Hi @brando @maxolotl @Rocketknight1
Best way to fix this issue is to change the processing template:
from transformers import AutoTokenizer
from tokenizers.processors import TemplateProcessing
text = "Random text"
tokenizer = AutoTokenizer.from_pretrained("tiiuae/falcon-7b")

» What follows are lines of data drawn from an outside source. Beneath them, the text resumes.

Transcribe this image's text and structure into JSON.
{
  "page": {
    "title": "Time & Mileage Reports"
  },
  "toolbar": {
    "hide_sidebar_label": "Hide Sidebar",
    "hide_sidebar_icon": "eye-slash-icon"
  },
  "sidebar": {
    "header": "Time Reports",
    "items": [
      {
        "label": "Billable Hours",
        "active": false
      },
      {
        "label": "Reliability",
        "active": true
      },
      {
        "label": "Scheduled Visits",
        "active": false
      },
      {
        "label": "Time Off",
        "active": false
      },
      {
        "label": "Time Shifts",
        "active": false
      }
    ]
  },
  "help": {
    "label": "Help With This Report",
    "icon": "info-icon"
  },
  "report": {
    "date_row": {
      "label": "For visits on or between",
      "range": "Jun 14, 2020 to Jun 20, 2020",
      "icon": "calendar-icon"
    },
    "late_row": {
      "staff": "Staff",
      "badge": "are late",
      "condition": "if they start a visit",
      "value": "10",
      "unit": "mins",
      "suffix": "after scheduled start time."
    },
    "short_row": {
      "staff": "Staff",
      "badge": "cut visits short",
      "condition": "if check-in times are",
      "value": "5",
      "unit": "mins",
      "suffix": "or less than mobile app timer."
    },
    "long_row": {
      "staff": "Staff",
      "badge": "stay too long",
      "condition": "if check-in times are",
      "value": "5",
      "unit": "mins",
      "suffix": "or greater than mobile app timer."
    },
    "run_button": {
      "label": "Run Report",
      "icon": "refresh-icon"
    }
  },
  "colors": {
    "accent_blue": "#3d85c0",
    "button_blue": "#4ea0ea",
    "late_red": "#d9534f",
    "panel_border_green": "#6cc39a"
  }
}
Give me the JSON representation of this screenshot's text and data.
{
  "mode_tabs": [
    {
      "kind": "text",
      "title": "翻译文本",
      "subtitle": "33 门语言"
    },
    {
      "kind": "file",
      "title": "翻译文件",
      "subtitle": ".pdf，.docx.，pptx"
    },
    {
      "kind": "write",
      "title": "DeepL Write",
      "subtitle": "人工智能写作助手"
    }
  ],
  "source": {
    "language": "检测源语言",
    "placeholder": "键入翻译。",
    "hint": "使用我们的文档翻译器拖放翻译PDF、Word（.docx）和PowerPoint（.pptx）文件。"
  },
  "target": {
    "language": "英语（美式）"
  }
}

print(tokenizer(text)) # base tokenizer
# {'input_ids': [25070, 2288], 'token_type_ids': [0, 0], 'attention_mask': [1, 1]}
tokenizer._tokenizer.post_processor = TemplateProcessing(
single="$A " + tokenizer.eos_token,
pair="$A "+ tokenizer.eos_token +" $B:1 "+ tokenizer.eos_token +":1",
special_tokens=[(tokenizer.eos_token, tokenizer.eos_token_id)],
)
print(tokenizer(text)) # Updated tokenizer with EOS token
# {'input_ids': [25070, 2288, 11], 'token_type_ids': [0, 0, 0], 'attention_mask': [1, 1, 1]}
tokenizer.pad_token = tokenizer.eos_token
tokenizer.model_max_length = 5
print(tokenizer(text, padding="max_length")) # Updated tokenizer with EOS token and padding
# {'input_ids': [25070, 2288, 11, 11, 11], 'token_type_ids': [0, 0, 0, 0, 0], 'attention_mask': [1, 1, 1, 0, 0]}
Note that the model has to learn to predict the eos token through causal language modeling.